An anonymous reader writes: The Wall Street Journal takes a look at the current spike in number of contributors cedited in scientific journals. The problem is highlighted by a recent physics paper which credits 5,154 researchers. The journal reports: "In fact, there has been a notable spike since 2009 in the number of technical reports whose author counts exceeded 1,000 people, according to the Thomson Reuters Web of Science, which analyzed citation data. In the ever-expanding universe of credit where credit is apparently due, the practice has become so widespread that some scientists now joke that they measure their collaborators in bulk—by the 'kilo-author.'"

23 of 122 comments (clear)

  1. This is just the looong tail of the distribution by umafuckit · · Score: 2

    Yes, there's a trend going upwards but there are only 1,400 papers with 50 or more authors. In 2009 about 1 million biomedical papers were published. So if we make the unlikely assumption that all the high author number papers are biomedical, that means that a whopping ~0.15% of the papers published each year have more than 50 authors. Not exactly a big deal.

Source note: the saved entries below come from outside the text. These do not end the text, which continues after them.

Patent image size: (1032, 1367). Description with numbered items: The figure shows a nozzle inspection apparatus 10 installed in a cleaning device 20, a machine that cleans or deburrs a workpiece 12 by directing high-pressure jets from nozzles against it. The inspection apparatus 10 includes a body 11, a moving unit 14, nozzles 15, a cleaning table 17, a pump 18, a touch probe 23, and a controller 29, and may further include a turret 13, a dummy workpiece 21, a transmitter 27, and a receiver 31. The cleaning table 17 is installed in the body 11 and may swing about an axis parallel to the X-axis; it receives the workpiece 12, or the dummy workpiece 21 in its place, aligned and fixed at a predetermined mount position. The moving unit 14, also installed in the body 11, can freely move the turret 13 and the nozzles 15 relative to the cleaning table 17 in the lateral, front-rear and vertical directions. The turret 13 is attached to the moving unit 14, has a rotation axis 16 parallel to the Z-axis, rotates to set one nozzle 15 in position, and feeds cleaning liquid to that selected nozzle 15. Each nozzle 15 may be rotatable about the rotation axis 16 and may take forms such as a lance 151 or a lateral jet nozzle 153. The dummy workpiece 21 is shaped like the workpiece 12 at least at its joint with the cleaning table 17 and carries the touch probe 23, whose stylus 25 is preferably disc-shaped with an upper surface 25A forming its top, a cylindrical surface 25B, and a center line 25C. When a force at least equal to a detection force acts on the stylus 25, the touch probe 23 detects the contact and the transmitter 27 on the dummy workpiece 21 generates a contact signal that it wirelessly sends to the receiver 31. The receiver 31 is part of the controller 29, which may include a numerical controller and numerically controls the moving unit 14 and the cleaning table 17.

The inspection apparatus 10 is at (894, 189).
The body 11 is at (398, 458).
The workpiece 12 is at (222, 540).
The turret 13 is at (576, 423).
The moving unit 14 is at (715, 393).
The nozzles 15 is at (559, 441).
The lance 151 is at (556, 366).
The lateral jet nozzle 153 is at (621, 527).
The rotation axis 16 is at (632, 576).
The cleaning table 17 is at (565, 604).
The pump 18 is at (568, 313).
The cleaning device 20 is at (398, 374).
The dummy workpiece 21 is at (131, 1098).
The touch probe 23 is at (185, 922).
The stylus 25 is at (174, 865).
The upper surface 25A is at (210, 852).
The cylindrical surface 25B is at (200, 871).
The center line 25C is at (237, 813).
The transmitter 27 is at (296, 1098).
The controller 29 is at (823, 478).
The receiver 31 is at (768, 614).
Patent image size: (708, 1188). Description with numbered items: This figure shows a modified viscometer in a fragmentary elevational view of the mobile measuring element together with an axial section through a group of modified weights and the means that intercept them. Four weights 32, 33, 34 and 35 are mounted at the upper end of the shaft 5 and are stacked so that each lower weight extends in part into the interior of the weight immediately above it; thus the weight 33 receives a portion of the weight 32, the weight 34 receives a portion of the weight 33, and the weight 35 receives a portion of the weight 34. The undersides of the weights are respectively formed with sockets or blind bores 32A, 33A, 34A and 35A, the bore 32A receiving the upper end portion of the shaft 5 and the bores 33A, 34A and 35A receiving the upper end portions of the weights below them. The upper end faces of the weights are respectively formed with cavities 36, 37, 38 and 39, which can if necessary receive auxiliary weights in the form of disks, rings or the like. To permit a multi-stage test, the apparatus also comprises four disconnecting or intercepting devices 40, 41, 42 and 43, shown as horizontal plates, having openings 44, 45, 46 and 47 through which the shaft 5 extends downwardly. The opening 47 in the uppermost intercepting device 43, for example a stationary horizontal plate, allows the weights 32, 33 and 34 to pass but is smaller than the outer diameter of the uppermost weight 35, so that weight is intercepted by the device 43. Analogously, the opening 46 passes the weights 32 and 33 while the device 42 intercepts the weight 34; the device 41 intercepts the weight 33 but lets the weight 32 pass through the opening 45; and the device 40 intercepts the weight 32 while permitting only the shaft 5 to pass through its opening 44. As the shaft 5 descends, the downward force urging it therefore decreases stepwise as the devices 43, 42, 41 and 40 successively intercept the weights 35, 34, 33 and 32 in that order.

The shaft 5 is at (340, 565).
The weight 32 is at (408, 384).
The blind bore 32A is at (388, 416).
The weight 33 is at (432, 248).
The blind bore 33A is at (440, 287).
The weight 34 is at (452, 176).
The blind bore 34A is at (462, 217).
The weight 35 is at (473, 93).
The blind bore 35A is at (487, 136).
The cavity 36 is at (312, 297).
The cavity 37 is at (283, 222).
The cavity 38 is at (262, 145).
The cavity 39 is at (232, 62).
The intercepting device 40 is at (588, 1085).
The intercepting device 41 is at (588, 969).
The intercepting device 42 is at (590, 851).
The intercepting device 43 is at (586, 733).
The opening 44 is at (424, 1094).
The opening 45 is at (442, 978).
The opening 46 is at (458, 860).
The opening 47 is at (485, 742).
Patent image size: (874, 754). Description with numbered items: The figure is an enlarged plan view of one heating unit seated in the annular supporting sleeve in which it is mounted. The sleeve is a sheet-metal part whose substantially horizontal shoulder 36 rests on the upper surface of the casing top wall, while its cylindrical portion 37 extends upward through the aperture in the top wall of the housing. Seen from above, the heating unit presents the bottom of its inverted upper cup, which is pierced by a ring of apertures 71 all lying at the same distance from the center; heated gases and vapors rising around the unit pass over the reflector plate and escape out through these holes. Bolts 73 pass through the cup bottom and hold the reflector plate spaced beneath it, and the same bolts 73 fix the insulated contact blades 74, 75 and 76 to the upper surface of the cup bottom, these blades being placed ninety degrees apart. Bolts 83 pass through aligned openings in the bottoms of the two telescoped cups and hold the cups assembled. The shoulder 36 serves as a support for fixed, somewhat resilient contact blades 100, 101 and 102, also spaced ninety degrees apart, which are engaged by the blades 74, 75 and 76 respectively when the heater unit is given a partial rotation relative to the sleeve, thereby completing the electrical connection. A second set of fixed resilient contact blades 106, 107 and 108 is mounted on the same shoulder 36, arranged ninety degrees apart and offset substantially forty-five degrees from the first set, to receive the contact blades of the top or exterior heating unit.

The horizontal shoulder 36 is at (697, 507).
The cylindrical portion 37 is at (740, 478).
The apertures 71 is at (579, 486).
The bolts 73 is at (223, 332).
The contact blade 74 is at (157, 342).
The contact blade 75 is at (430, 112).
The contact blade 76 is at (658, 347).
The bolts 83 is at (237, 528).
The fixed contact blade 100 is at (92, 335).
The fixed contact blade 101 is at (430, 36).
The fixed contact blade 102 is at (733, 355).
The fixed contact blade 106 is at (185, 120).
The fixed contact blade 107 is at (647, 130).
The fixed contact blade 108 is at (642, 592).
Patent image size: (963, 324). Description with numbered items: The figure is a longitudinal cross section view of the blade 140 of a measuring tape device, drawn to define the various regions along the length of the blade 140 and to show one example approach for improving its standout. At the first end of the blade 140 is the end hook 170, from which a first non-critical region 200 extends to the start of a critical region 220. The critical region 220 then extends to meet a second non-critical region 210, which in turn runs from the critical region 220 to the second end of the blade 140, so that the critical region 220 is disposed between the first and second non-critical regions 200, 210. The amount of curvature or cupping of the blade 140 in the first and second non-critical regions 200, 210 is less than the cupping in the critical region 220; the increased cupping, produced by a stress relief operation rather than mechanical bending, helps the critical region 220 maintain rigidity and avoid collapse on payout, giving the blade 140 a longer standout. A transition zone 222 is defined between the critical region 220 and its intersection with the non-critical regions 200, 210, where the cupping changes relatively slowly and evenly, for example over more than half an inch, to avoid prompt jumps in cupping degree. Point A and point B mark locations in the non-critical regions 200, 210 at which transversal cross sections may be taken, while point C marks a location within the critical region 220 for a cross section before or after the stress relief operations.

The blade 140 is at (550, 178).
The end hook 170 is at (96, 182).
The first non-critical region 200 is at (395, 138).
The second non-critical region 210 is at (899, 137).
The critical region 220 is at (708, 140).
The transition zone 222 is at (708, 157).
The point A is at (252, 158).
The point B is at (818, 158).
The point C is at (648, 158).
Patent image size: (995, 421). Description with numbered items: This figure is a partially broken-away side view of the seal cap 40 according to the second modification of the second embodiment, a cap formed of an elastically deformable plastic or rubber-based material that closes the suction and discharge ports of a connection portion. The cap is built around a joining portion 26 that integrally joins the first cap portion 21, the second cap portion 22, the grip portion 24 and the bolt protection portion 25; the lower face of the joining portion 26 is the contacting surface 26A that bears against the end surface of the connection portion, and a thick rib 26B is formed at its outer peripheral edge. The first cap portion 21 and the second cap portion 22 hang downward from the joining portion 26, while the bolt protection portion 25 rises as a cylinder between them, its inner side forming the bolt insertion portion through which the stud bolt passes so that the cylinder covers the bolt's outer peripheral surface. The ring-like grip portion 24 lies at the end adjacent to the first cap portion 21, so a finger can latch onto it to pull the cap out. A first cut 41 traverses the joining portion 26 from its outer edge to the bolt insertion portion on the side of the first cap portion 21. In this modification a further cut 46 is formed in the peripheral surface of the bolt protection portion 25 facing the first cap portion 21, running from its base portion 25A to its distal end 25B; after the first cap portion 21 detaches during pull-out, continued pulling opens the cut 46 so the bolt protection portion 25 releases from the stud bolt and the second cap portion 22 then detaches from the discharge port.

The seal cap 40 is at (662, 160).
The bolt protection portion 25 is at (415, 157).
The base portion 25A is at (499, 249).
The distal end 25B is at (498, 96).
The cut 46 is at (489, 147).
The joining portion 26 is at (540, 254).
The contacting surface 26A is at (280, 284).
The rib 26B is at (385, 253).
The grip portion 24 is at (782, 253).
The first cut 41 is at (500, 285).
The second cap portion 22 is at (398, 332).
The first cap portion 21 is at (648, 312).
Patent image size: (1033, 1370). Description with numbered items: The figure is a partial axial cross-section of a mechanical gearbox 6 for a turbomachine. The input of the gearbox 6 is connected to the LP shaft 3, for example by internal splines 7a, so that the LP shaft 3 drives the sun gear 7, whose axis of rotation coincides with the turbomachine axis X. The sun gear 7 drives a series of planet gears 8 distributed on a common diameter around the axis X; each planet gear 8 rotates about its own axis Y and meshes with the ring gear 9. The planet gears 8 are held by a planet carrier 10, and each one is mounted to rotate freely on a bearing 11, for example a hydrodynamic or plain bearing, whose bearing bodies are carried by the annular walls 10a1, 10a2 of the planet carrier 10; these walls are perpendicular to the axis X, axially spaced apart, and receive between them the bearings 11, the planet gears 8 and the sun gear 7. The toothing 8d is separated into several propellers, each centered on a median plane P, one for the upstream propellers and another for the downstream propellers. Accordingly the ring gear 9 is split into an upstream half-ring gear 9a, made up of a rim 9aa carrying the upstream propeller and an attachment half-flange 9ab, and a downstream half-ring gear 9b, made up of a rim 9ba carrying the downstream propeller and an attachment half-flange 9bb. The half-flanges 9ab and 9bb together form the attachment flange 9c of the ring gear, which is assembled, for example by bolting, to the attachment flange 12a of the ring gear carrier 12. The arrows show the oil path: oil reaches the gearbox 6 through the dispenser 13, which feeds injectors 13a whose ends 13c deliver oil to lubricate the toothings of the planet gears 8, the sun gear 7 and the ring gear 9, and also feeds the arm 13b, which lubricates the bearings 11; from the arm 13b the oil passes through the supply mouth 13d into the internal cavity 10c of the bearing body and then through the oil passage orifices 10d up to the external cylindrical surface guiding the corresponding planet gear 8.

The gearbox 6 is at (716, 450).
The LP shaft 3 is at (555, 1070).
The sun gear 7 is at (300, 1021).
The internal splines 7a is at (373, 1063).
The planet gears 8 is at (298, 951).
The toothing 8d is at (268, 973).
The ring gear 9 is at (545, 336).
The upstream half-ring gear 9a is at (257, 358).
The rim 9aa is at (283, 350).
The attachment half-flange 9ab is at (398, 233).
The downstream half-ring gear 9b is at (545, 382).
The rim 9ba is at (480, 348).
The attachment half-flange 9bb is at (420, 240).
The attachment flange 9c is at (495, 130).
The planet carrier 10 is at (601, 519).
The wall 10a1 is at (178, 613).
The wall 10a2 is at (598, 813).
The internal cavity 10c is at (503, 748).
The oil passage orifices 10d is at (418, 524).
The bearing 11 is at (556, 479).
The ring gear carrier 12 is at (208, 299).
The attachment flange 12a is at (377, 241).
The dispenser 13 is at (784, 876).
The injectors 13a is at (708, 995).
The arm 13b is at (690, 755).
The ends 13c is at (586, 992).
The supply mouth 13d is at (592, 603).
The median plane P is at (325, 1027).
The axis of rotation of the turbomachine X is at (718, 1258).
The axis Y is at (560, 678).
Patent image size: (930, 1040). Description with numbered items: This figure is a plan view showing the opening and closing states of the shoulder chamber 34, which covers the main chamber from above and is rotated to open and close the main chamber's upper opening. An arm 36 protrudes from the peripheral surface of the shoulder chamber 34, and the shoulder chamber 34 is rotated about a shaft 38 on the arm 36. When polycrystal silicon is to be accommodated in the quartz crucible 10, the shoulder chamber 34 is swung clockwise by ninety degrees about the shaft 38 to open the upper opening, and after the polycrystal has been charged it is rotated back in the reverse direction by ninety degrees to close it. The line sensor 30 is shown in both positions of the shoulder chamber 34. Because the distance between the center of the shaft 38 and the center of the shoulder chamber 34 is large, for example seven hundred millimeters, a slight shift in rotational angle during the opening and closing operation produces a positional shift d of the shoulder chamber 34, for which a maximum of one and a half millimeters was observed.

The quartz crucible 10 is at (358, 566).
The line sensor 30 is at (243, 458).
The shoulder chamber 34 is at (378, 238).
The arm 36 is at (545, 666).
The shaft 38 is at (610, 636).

  2. Re:This is just the looong tail of the distributio by Mr+D+from+63 · · Score: 2

    I find a greater red flag to be a large number of reference sources, without specific denotations of which data is pulled from which source, making it impossible for the reader to establish context in how the source data was established and therefore if it is properly employed. But that is a stray from the topic at hand.

    References;
    1. Me

  3. Recognition Creep by Overzeetop · · Score: 4, Insightful

    When everyone has been credited on dozens or hundreds of scientific papers it dilutes the perceived value of the average researchers involvement in each paper on which they claim credit. In the competitive worlds of grant application and academic positions, this means you have to be more worried about getting credit on as many studies as possible than about actually doing meaningful research on a single issue in order to make it through the initial review/HR screening process.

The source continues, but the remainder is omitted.